Note that the connector (the line between elements) has changed from a triple line to a single one. The difference in line width shows that any remaining elements in the scenario apply only to individual site visitors rather than to all visitors.

Next, you want the scenario to send a “Welcome!” e-mail to the people who just registered. First you add a Time element, Wait 5 Minutes, to allow the system to process the registration before sending the message. You click the connector and add the Time element. Then you add an Action element, selecting Send Email from the menu. In the Send Email element, you specify welcome.jsp from the list of available targeted e-mail templates. (Your page developer sets these up in the Pages and Components > Pages area of the ATG Control Center. For more information, see Working with Targeted E-Mail.)

Note: In most cases, it is not necessary to add a Wait element between an Event element and a Send Email element. The exception is the Registers event.

At this point you want the system to respond differently to new members depending on their behavior.

You add a Fork element to the scenario. You use one branch to handle members who do return to the site. To this branch you add an Event element, selecting “Logs in” from the list of available events.

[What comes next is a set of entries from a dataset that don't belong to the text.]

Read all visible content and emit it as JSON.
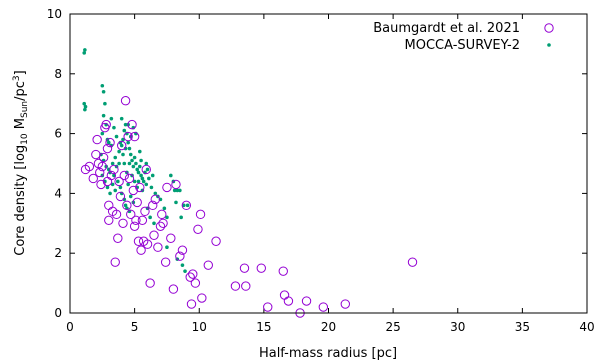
{
  "chart_data": {
    "type": "scatter",
    "xlabel": "Half-mass radius [pc]",
    "ylabel": {
      "prefix": "Core density [log",
      "sub1": "10",
      "mid": " M",
      "sub2": "Sun",
      "mid2": "/pc",
      "sup": "3",
      "suffix": "]"
    },
    "xlim": [
      0,
      40
    ],
    "ylim": [
      0,
      10
    ],
    "xticks": [
      0,
      5,
      10,
      15,
      20,
      25,
      30,
      35,
      40
    ],
    "yticks": [
      0,
      2,
      4,
      6,
      8,
      10
    ],
    "legend_position": "top-right",
    "colors": {
      "baumgardt": "#9400d3",
      "mocca": "#009e73"
    },
    "series": [
      {
        "name": "Baumgardt et al. 2021",
        "marker": "open-circle",
        "points": [
          [
            1.2,
            4.8
          ],
          [
            1.5,
            4.9
          ],
          [
            1.8,
            4.5
          ],
          [
            2.0,
            5.3
          ],
          [
            2.1,
            5.8
          ],
          [
            2.2,
            5.0
          ],
          [
            2.3,
            4.7
          ],
          [
            2.4,
            4.3
          ],
          [
            2.5,
            4.9
          ],
          [
            2.6,
            5.2
          ],
          [
            2.7,
            6.2
          ],
          [
            2.8,
            6.3
          ],
          [
            2.9,
            5.5
          ],
          [
            2.9,
            4.4
          ],
          [
            3.0,
            3.6
          ],
          [
            3.0,
            3.1
          ],
          [
            3.1,
            5.7
          ],
          [
            3.2,
            4.6
          ],
          [
            3.3,
            3.4
          ],
          [
            3.4,
            4.8
          ],
          [
            3.5,
            1.7
          ],
          [
            3.6,
            3.3
          ],
          [
            3.7,
            2.5
          ],
          [
            3.8,
            4.4
          ],
          [
            3.9,
            3.9
          ],
          [
            4.0,
            5.6
          ],
          [
            4.1,
            3.0
          ],
          [
            4.2,
            4.6
          ],
          [
            4.3,
            7.1
          ],
          [
            4.4,
            3.6
          ],
          [
            4.5,
            5.9
          ],
          [
            4.6,
            4.5
          ],
          [
            4.7,
            3.3
          ],
          [
            4.8,
            6.3
          ],
          [
            4.9,
            4.1
          ],
          [
            5.0,
            2.9
          ],
          [
            5.0,
            5.9
          ],
          [
            5.1,
            3.1
          ],
          [
            5.2,
            3.7
          ],
          [
            5.3,
            2.4
          ],
          [
            5.4,
            4.2
          ],
          [
            5.5,
            2.1
          ],
          [
            5.6,
            3.1
          ],
          [
            5.7,
            2.4
          ],
          [
            5.8,
            3.4
          ],
          [
            5.9,
            4.8
          ],
          [
            6.0,
            2.3
          ],
          [
            6.2,
            1.0
          ],
          [
            6.4,
            3.6
          ],
          [
            6.5,
            2.6
          ],
          [
            6.6,
            3.8
          ],
          [
            6.8,
            2.2
          ],
          [
            7.0,
            2.9
          ],
          [
            7.1,
            3.3
          ],
          [
            7.2,
            3.0
          ],
          [
            7.4,
            1.7
          ],
          [
            7.5,
            4.2
          ],
          [
            7.8,
            2.5
          ],
          [
            8.0,
            0.8
          ],
          [
            8.2,
            4.3
          ],
          [
            8.5,
            1.9
          ],
          [
            8.7,
            2.1
          ],
          [
            9.0,
            3.6
          ],
          [
            9.3,
            1.2
          ],
          [
            9.4,
            0.3
          ],
          [
            9.5,
            1.3
          ],
          [
            9.7,
            1.0
          ],
          [
            9.9,
            2.8
          ],
          [
            10.1,
            3.3
          ],
          [
            10.2,
            0.5
          ],
          [
            10.7,
            1.6
          ],
          [
            11.3,
            2.4
          ],
          [
            12.8,
            0.9
          ],
          [
            13.5,
            1.5
          ],
          [
            13.6,
            0.9
          ],
          [
            14.8,
            1.5
          ],
          [
            15.3,
            0.2
          ],
          [
            16.5,
            1.4
          ],
          [
            16.6,
            0.6
          ],
          [
            16.9,
            0.4
          ],
          [
            17.8,
            0.0
          ],
          [
            18.3,
            0.4
          ],
          [
            19.6,
            0.2
          ],
          [
            21.3,
            0.3
          ],
          [
            26.5,
            1.7
          ]
        ]
      },
      {
        "name": "MOCCA-SURVEY-2",
        "marker": "filled-dot",
        "points": [
          [
            1.1,
            8.7
          ],
          [
            1.15,
            8.8
          ],
          [
            1.1,
            7.0
          ],
          [
            1.2,
            6.9
          ],
          [
            1.15,
            6.8
          ],
          [
            2.5,
            7.6
          ],
          [
            2.6,
            7.4
          ],
          [
            2.7,
            7.0
          ],
          [
            2.6,
            6.6
          ],
          [
            2.8,
            6.3
          ],
          [
            2.5,
            6.0
          ],
          [
            2.9,
            5.8
          ],
          [
            3.0,
            5.7
          ],
          [
            3.2,
            5.6
          ],
          [
            2.4,
            5.3
          ],
          [
            2.6,
            5.1
          ],
          [
            2.8,
            4.9
          ],
          [
            3.0,
            4.8
          ],
          [
            2.5,
            4.6
          ],
          [
            2.7,
            4.4
          ],
          [
            3.1,
            4.7
          ],
          [
            3.3,
            5.0
          ],
          [
            3.5,
            5.2
          ],
          [
            3.6,
            4.9
          ],
          [
            3.8,
            5.4
          ],
          [
            4.0,
            5.6
          ],
          [
            4.1,
            5.8
          ],
          [
            4.2,
            6.1
          ],
          [
            4.4,
            6.0
          ],
          [
            4.5,
            5.7
          ],
          [
            4.6,
            5.5
          ],
          [
            4.7,
            5.3
          ],
          [
            4.8,
            5.1
          ],
          [
            4.9,
            4.9
          ],
          [
            5.0,
            5.2
          ],
          [
            5.1,
            5.0
          ],
          [
            5.2,
            4.8
          ],
          [
            5.3,
            4.7
          ],
          [
            5.4,
            4.9
          ],
          [
            5.5,
            4.6
          ],
          [
            5.6,
            4.5
          ],
          [
            3.4,
            4.6
          ],
          [
            3.7,
            4.4
          ],
          [
            3.9,
            4.2
          ],
          [
            4.0,
            4.0
          ],
          [
            4.2,
            3.8
          ],
          [
            4.3,
            3.6
          ],
          [
            4.4,
            3.5
          ],
          [
            4.6,
            3.4
          ],
          [
            4.5,
            4.3
          ],
          [
            3.8,
            5.0
          ],
          [
            4.1,
            5.3
          ],
          [
            4.3,
            5.5
          ],
          [
            4.6,
            5.0
          ],
          [
            4.8,
            4.6
          ],
          [
            5.0,
            4.4
          ],
          [
            5.2,
            4.2
          ],
          [
            5.4,
            5.4
          ],
          [
            5.5,
            5.1
          ],
          [
            4.9,
            6.2
          ],
          [
            5.1,
            6.0
          ],
          [
            4.7,
            5.9
          ],
          [
            3.2,
            6.5
          ],
          [
            3.4,
            6.2
          ],
          [
            3.6,
            5.9
          ],
          [
            4.0,
            6.5
          ],
          [
            4.3,
            6.3
          ],
          [
            2.9,
            4.2
          ],
          [
            3.1,
            4.0
          ],
          [
            3.3,
            4.3
          ],
          [
            3.5,
            4.1
          ],
          [
            4.7,
            3.9
          ],
          [
            4.9,
            3.7
          ],
          [
            4.4,
            4.7
          ],
          [
            4.2,
            5.0
          ],
          [
            5.7,
            4.4
          ],
          [
            5.9,
            4.3
          ],
          [
            6.1,
            4.5
          ],
          [
            6.3,
            4.2
          ],
          [
            6.6,
            4.0
          ],
          [
            6.8,
            3.9
          ],
          [
            7.0,
            3.8
          ],
          [
            7.3,
            3.5
          ],
          [
            7.5,
            3.2
          ],
          [
            7.8,
            4.6
          ],
          [
            8.0,
            4.4
          ],
          [
            8.1,
            4.1
          ],
          [
            8.3,
            4.1
          ],
          [
            8.5,
            4.1
          ],
          [
            8.2,
            3.7
          ],
          [
            8.6,
            3.2
          ],
          [
            8.8,
            3.6
          ],
          [
            9.1,
            3.6
          ],
          [
            6.0,
            3.5
          ],
          [
            6.2,
            3.2
          ],
          [
            6.5,
            3.0
          ],
          [
            7.5,
            2.2
          ],
          [
            8.3,
            1.8
          ],
          [
            8.9,
            1.4
          ],
          [
            8.7,
            1.6
          ],
          [
            5.3,
            4.4
          ],
          [
            5.6,
            4.1
          ],
          [
            5.8,
            4.7
          ],
          [
            6.4,
            4.6
          ],
          [
            5.9,
            5.0
          ],
          [
            6.0,
            4.8
          ],
          [
            3.9,
            5.7
          ],
          [
            4.5,
            6.3
          ]
        ]
      }
    ]
  }
}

You use the other branch for people who do not satisfy the “Logs in” condition in the first branch. You add a Time element, selecting “Wait thirty days” from the list. To that same branch, you then add a Send Email Action element, selecting newmemberoffer.jsp from the list of targeted e-mail templates. Again, a page developer sets these up in the Pages and Components > Pages area of the ATG Control Center.

Note that the vertical order of the branches is not important.

Select File > Save. The scenario is complete. It is not active, however, until you enable it and then copy it to your live site (see Enabling and Disabling Scenarios).

A Note About Scenarios with More than One Segment

Scenarios can contain as many segments as you require. However, it is important to note that there is no physical connection between separate segments in the same scenario; visitors do not pass from the end of one segment to the beginning of the next. The advantage of including more than one segment in a scenario is organizational: you can give the scenario a meaningful name (for example, “promotions”) and then keep all segments related to that subject in the same scenario.

To add a new segment to a scenario, select Edit > Add Segment.

By default, the segments in a scenario are not processed in any specific order. For example, if two segments contain the same element (for example, a Registers element), you cannot by default control which segment will be triggered first; the order depends on variables such as the number of scenario servers that are waiting for events and the speed with which each one processes the events it receives. (For more information, refer to the ATG Personalization Programming Guide.) You can change this behavior, however, by specifying a priority level for each segment. If two segments contain the same element, the element within the segment with the higher priority level is triggered first.

Consider the following example:

Between the dates shown in the New Member Email segment, both segments are waiting for a site visitor to register as a new member. However, the priority level of the second segment is higher, so the Registers element in the second segment is processed first.

To set a segment’s priority level, perform the following steps:

  1. Right-click the segment’s name.

  2. Select Set Segment Priority from the pop-up menu.

  3. Type the priority level for this segment. The default value is 0. You can enter negative as well as positive values. Higher values take priority; for example, a segment with priority 2 is processed before segments with priority 0 or -1.

The segment’s priority level is displayed only if the value is other than 0.

Note that a segment’s priority level applies only within its own scenario.